Erie County’s low county property tax is an anomaly. Most county tax systems are set up with a sales tax of around seven percent, and a county-level property tax rate in the $10-$12-per-thousand range. (Property taxes are levied as a percentage of each $1,000 of assessed valuation.) Here in Erie County, the property tax rate is $5 per thousand, but the sales tax is almost nine percent. The theory of the higher sales tax was that everybody would pay—Canadians, drug lords, tourists, and over-the-road truckers—so as we increased the number of “transients” here, we’d make them pay for our local stuff. But the fact is that the largest payers of sales taxes are homegrown, and the biggest items subject to sales tax are utilities and cars and expenses related to cars. It’s not fair to locals to have such a high sales tax just on the off chance that a few thousand visitors will chip in. And as for outsiders—masses of them shop at the Outlet Mall in Niagara County, where they pay less in sales tax than at the Galleria in Erie County.

Meanwhile, the county portion of the property tax here is nothing to scream about. Half the houses in Erie County are assessed at under $100,000—which means that the owners of half the houses here pay $40 a month or so in county property taxes. What would happen if their bills went from $40 to $70 a month? Answer: If their sales tax were cut from 8.75 percent to 7.25 percent, the majority of Erie County residents would make money. At least two-thirds of the families here would come out a few bucks ahead.

And that’s how to bring home the issue about tax fairness: make Erie County a demonstration of the economic benefits to salary-earners, wage-earners, and pensioners of having a fairer tax system based on ability to pay, not based on dinging a consumer so that a mansion-owner gets a better deal.

Just to hammer the point home, consider the plight of a mansion-owner, and how it would actually not be such a bad trade-off for him, either. I know a guy who has a stupidly big house that is assessed at $300,000. The county property tax on this pig is $1,500 a year. If the county property tax went to $2,500 a year, he would scream—but he would still be able to deduct every penny of that $2,500 from his federal and state income taxes. Meanwhile, he would see his sales tax bill drop from almost nine percent to just over seven percent, and, as he spends a lot of money on utilities, his utility bill would drop noticeably. To make it drop more, would he now have even more of an incentive to insulate it and make it greener? Absolutely. And a lower sales tax rate might encourage him to buy a newer, greener car—because instead of paying almost $3,000 on a $30,000 car, he would pay $1,000 in sales tax on a new purchase.

What you’re paying for

Then there’s the equity question. Should we here, in the home of anti-tax radical Jack Kemp, not re-state the Rooseveltian idea that a richer guy should pay a larger share of the bill for public services than some person with a smaller house and a smaller income? Yes, of course we should. Will the rich guy squeal and whine about it? Yes, he will. Will he make out when Cuomo and Albany impose a property tax cap in 2011? Yes, he will.

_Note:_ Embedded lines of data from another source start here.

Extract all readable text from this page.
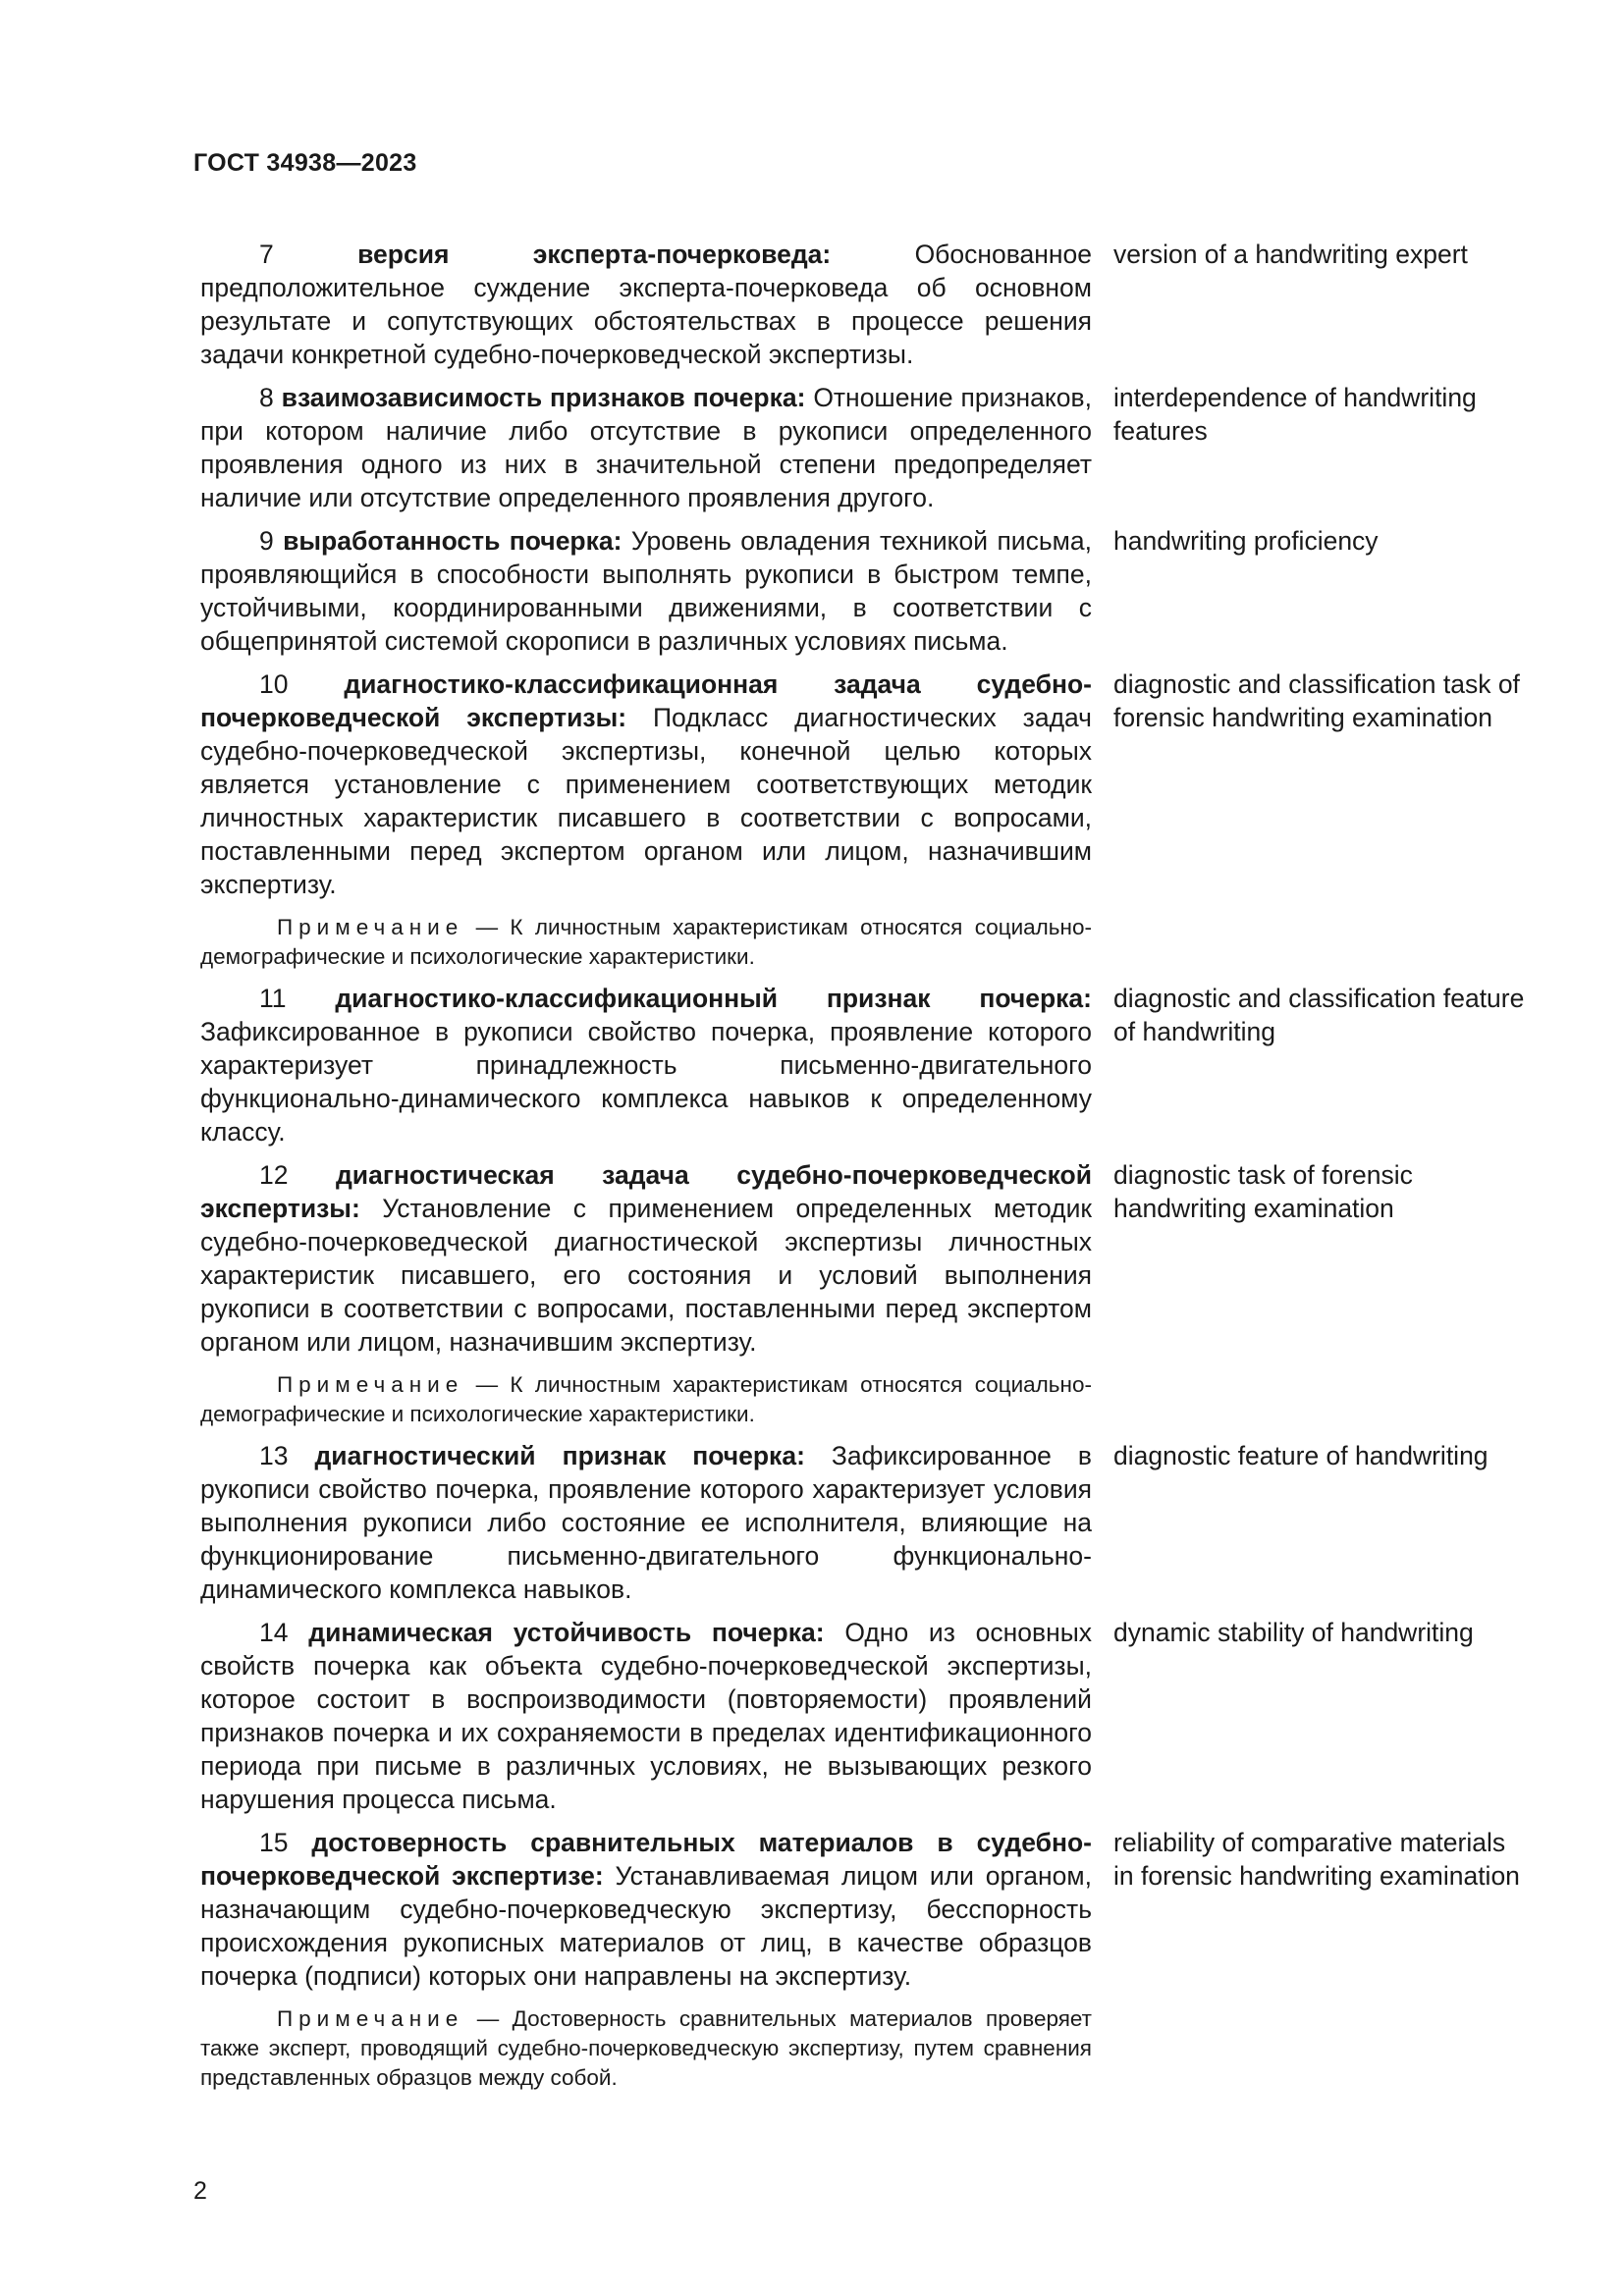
ГОСТ 34938—2023
7	версия эксперта-почерковеда:	Обоснованное предположительное суждение эксперта-почерковеда об основном результате и сопутствующих обстоятельствах в процессе решения задачи конкретной судебно-почерковедческой экспертизы.
version of a handwriting expert
8 взаимозависимость признаков почерка: Отношение признаков, при котором наличие либо отсутствие в рукописи определенного проявления одного из них в значительной степени предопределяет наличие или отсутствие определенного проявления другого.
interdependence of handwriting features
9 выработанность почерка: Уровень овладения техникой письма, проявляющийся в способности выполнять рукописи в быстром темпе, устойчивыми, координированными движениями, в соответствии с общепринятой системой скорописи в различных условиях письма.
handwriting proficiency
10 диагностико-классификационная задача судебно-почерковедческой экспертизы: Подкласс диагностических задач судебно-почерковедческой экспертизы, конечной целью которых является установление с применением соответствующих методик личностных характеристик писавшего в соответствии с вопросами, поставленными перед экспертом органом или лицом, назначившим экспертизу.
diagnostic and classification task of forensic handwriting examination
Примечание — К личностным характеристикам относятся социально-демографические и психологические характеристики.
11 диагностико-классификационный признак почерка: Зафиксированное в рукописи свойство почерка, проявление которого характеризует принадлежность письменно-двигательного функционально-динамического комплекса навыков к определенному классу.
diagnostic and classification feature of handwriting
12 диагностическая задача судебно-почерковедческой экспертизы: Установление с применением определенных методик судебно-почерковедческой диагностической экспертизы личностных характеристик писавшего, его состояния и условий выполнения рукописи в соответствии с вопросами, поставленными перед экспертом органом или лицом, назначившим экспертизу.
diagnostic task of forensic handwriting examination
Примечание — К личностным характеристикам относятся социально-демографические и психологические характеристики.
13 диагностический признак почерка: Зафиксированное в рукописи свойство почерка, проявление которого характеризует условия выполнения рукописи либо состояние ее исполнителя, влияющие на функционирование письменно-двигательного функционально-динамического комплекса навыков.
diagnostic feature of handwriting
14 динамическая устойчивость почерка: Одно из основных свойств почерка как объекта судебно-почерковедческой экспертизы, которое состоит в воспроизводимости (повторяемости) проявлений признаков почерка и их сохраняемости в пределах идентификационного периода при письме в различных условиях, не вызывающих резкого нарушения процесса письма.
dynamic stability of handwriting
15 достоверность сравнительных материалов в судебно-почерковедческой экспертизе: Устанавливаемая лицом или органом, назначающим судебно-почерковедческую экспертизу, бесспорность происхождения рукописных материалов от лиц, в качестве образцов почерка (подписи) которых они направлены на экспертизу.
reliability of comparative materials in forensic handwriting examination
Примечание — Достоверность сравнительных материалов проверяет также эксперт, проводящий судебно-почерковедческую экспертизу, путем сравнения представленных образцов между собой.
2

And if the State Legislature reauthorizes only the quarter penny of sales tax and does so explicitly to save culturals, libraries, and the tourist bureau, he and everybody else in the community will not only benefit but they’ll get a message. Perhaps they’ll even understand better, as never before, that public funds do indeed enhance our quality of life. And then maybe, in the land that gave America the original Reagan Democrat, the Jack Kemp voter, we can begin the long political slog toward changing the Tea Party’s protest energy into energy that actually benefits salary-earners, wage-earners, and pensioners rather than financial speculators. It starts with a campaign for tax fairness for sales-tax payers, and it should start here, and it should start now, in the year when Albany has a choice—a choice between either reimposing a massively regressive sales tax, or in getting some pro-consumer, pro-family equity back into the system.

Bruce Fisher is visiting professor of economics and finance at Buffalo State College, where he directs the Center for Economic and Policy Studies.